Island FM

Guernsey;
- Broadcast area: Bailiwick of Guernsey
- Frequencies: FM: 104.7 MHz (Guernsey); 93.7 MHz (Alderney); DAB: 12A (Channel Islands);
- RDS: IslandFM

Programming
- Language: English
- Format: CHR/Pop
- Network: Hits Radio Network (for sales purposes)

Ownership
- Owner: Tindle Radio
- Sister stations: Channel 103; Soleil Radio; Midlands 103; South East Radio;

History
- First air date: 15 October 1992

Technical information
- Licensing authority: Ofcom

Links
- Webcast: Radioplayer
- Website: Island FM

= Island FM =

Independent Local Radio station for Guernsey

Island FM is an Independent Local Radio station broadcasting across the Bailiwick of Guernsey on 104.7 FM and 93.7 FM in Alderney.

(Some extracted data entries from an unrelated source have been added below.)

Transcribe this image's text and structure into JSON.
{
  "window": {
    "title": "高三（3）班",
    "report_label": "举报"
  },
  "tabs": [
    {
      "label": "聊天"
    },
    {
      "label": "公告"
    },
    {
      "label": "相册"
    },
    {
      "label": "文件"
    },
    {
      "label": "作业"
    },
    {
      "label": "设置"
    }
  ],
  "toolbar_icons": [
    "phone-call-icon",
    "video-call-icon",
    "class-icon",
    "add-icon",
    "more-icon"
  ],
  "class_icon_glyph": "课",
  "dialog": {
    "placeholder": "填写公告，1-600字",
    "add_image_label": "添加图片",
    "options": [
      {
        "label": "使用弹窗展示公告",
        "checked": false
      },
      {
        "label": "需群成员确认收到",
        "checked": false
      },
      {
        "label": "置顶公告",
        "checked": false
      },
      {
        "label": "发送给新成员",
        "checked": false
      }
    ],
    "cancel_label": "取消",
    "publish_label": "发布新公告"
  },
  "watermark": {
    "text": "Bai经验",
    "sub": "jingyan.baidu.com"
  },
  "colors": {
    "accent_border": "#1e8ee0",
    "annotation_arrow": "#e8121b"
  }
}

Launched in 1992, Island FM remains the sole commercial station in the island and continues to be extremely successful with high listenership figures.

Listening figures released in February 2025 showed that out of a population of 58,000 adults, 29,000 listened each week, at an average of 13.5 hours per person giving a 39.1% market share, according to RAJAR.

==History==
Island FM was founded by Guernsey businessman Kevin Stewart, who was the station's Managing Director until 2002.

In February 1998, Sir Ray Tindle acquired Island FM and the station became the first part of the Tindle Radio Group, which later went on to purchase Jersey's Channel 103

In late 2020, Island FM became a part of Bauer's Hits Radio Network for commercial sales. It remains owned by Tindle with some shared programming with Channel 103.

Island FM began digital radio transmissions, alongside Channel 103, on 1 August 2021 with the launch of the local Ofcom-licensed DAB multiplex for the Channel Islands.

==Programming==

Island FM's core audience is the 15-45 age group, playing contemporary hits - predominantly from the 1990s to the present day.

News bulletins are presented locally from 6:30am until 6pm, Monday to Friday.

The station's weekend news service broadcasts local content, presented either from Jersey or Guernsey from 8am until noon. Sky News provides the service outside these times.

==Transmission==
Island FM has broadcast on 104.7 FM in Guernsey and 93.7 FM in Alderney since launching in 1992.

The station began DAB+ transmissions, alongside those of Channel 103, on 1 August 2021 with the launch of the local Ofcom-licensed DAB multiplex for the Channel Islands. This service is radiated from transmitters at Les Touillets in Guernsey and Les Platons in Jersey.